Al este de la vieja pirámide había una piedra para los sacrificios. Los ciudadanos se reunieron en torno, a distancia respetuosa, como ordenó un maestro de las corporaciones.

Se hizo un sorteo entre los esclavos. El honor de ser la víctima tocó a Calary, el joven esclavo de Borlien que pertenecía a Aoz Roon. Lo trajeron con las manos atadas a la espalda, y la muchedumbre lo siguió, expectante. Una quietud fría colmaba el aire. Había nubes grises en lo alto. En el oeste, los dos centinelas descendían al horizonte.

Todos llevaban antorchas de piel de pinzasaco. Laintal Ay condujo a su silencioso amigo Dathka al encuentro de Aoz Roon, porque la hermosa hija de Aoz Roon estaba también allí.

—Has de lamentar la pérdida de Calary, Aoz Roon —dijo Laintal Ay, con los ojos clavados en Oyre. Aoz Roon le dio una palmada en el hombro. —Mi primer principio en la vida es no tener jamás remordimientos. Los remordimientos son la muerte para un cazador, como lo fueron para Dresyl. El año próximo capturaremos muchos más esclavos. Calary no importa. En algunos momentos, Laintal Ay desconfiaba de la cordialidad de su amigo. Aoz Roon miró a Eline Tal y ambos rieron, exhalando vapores de rathel.

Todo el mundo se apretujaba y reía, excepto Calary. Al amparo de la muchedumbre, Laintal Ay apretó la mano de Oyre. Ella respondió con otro apretón y sonrió sin atreverse a mirarlo de frente.
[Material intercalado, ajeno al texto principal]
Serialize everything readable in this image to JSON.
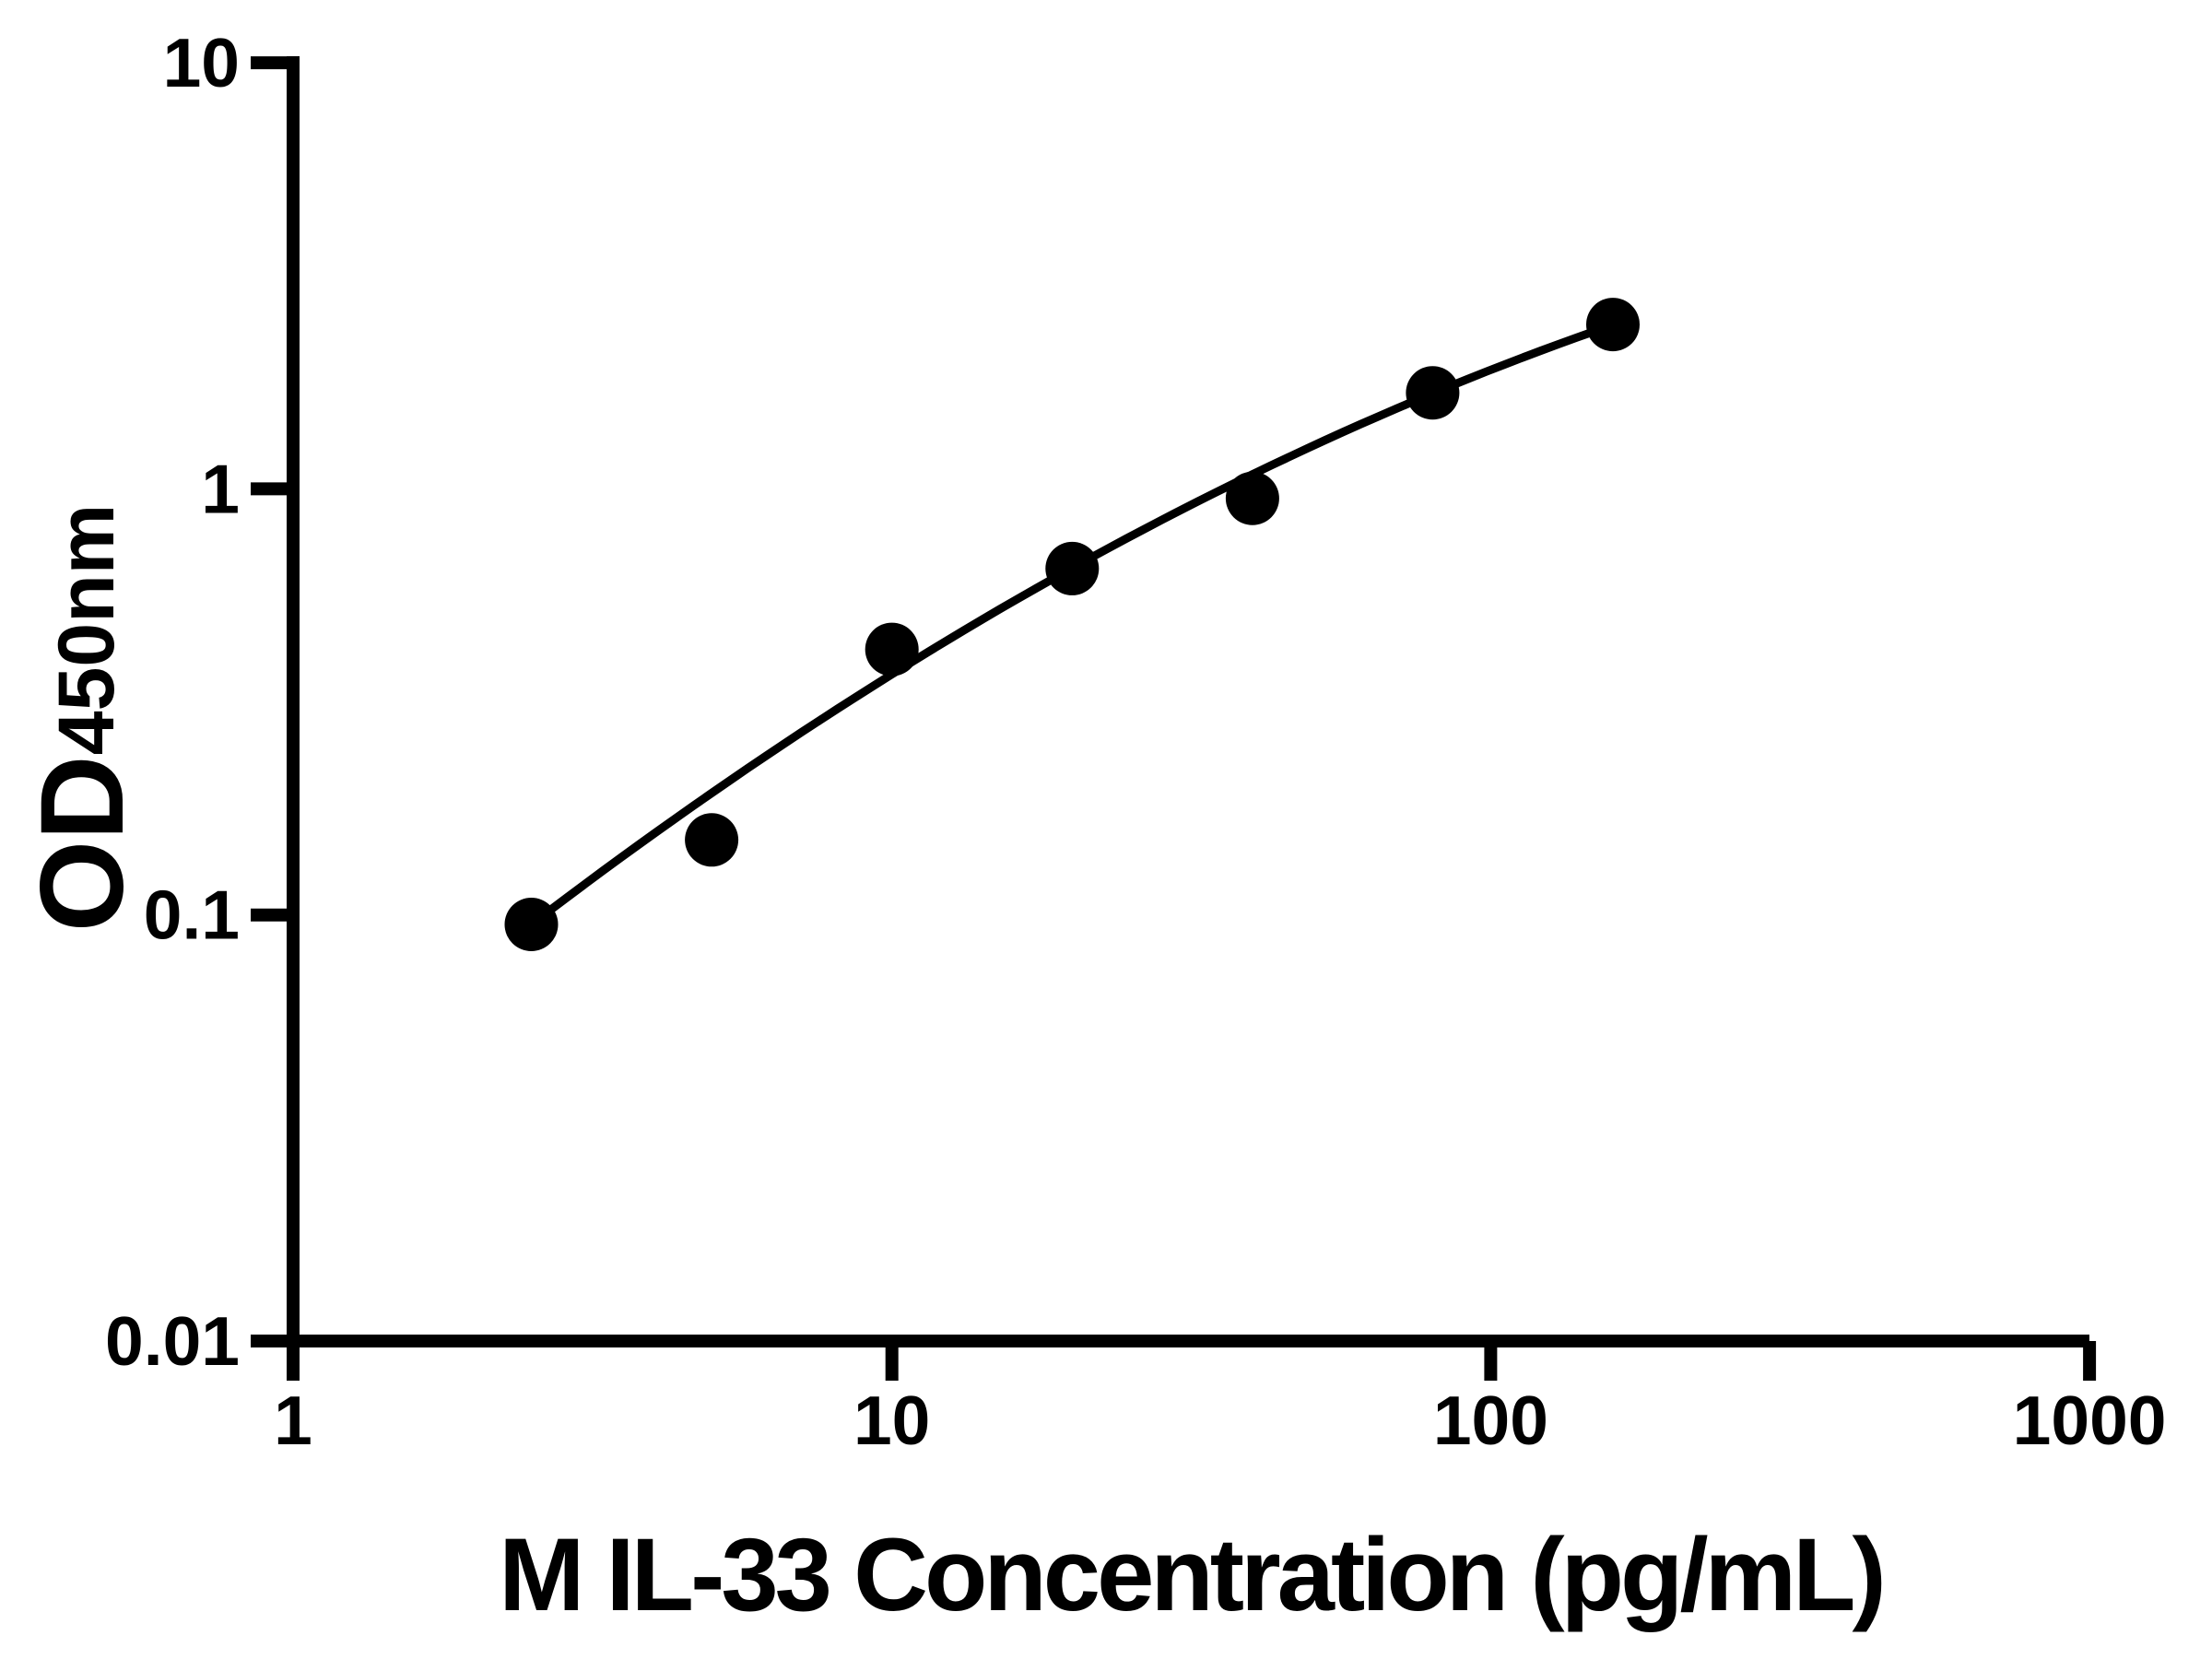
{
  "page": {
    "background_color": "#ffffff",
    "foreground_color": "#000000"
  },
  "chart_data": {
    "type": "scatter",
    "title": "",
    "xlabel": "M IL-33 Concentration (pg/mL)",
    "ylabel_main": "OD",
    "ylabel_sub": "450nm",
    "x_scale": "log",
    "y_scale": "log",
    "xlim": [
      1,
      1000
    ],
    "ylim": [
      0.01,
      10
    ],
    "x_ticks": [
      1,
      10,
      100,
      1000
    ],
    "x_tick_labels": [
      "1",
      "10",
      "100",
      "1000"
    ],
    "y_ticks": [
      10,
      1,
      0.1,
      0.01
    ],
    "y_tick_labels": [
      "10",
      "1",
      "0.1",
      "0.01"
    ],
    "grid": false,
    "legend": false,
    "series": [
      {
        "name": "standard-curve-points",
        "marker": "circle",
        "color": "#000000",
        "x": [
          2.5,
          5,
          10,
          20,
          40,
          80,
          160
        ],
        "y": [
          0.095,
          0.15,
          0.42,
          0.65,
          0.95,
          1.68,
          2.43
        ]
      }
    ],
    "fit_curve": {
      "description": "4PL-style fitted standard curve, approximated as quadratic in log10-log10 space: v = a + b*u + c*u^2, u = log10(conc), v = log10(OD)",
      "coeffs": {
        "a": -1.4748,
        "b": 1.2022,
        "c": -0.1626
      },
      "x_domain": [
        2.5,
        160
      ],
      "color": "#000000"
    }
  }
}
Él se hinchó de júbilo. La vida era verdaderamente maravillosa.

No pudo dejar de sonreír mientras la ceremonia proseguía con mayor seriedad. Freyr y Batalix desaparecían juntos del reino de Wutra, para hundirse en la tierra como coruscos. Si el sacrificio era aceptable, mañana saldrían a la vez, y durante un rato recorrerían el mismo camino. Ambos brillarían de día, cediendo la noche a la oscuridad. En la primavera volverían a separarse, y Batalix inauguraría la media luz.

Todos decían que la temperatura era más suave. Las buenas señales abundaban. Los gansos eran más gordos. Sin embargo, un silencio solemne caía sobre la muchedumbre a medida que se alargaban las sombras. Ambos centinelas abandonaban el reino de la luz, presagiando enfermedades y cosas malas. Era preciso ofrecer una vida para que los centinelas retornasen.

A medida que las dobles sombras se extendían, la multitud se calmaba, aunque frotando los pies contra el suelo, como una gran bestia. El ánimo festivo se evaporó, desapareció entre el humo de las antorchas alzadas. Las sombras se difundieron. Una tonalidad gris que las antorchas no lograban derrotar se extendió por la escena. La gente quedó sumergida en el atardecer y en el eddre de la multitud.

Los ancianos del consejo, grises y encorvados, se acercaron en hilera. Entonaron una plegaria con voz temblorosa. Cuatro esclavos trajeron a Calary. Tenía la cabeza caída hacia adelante, la barbilla cubierta de saliva, y trastabillaba. En lo alto giró una bandada de pájaros; el ruido de las alas era como una lluvia; volaron hacia el oro del oeste.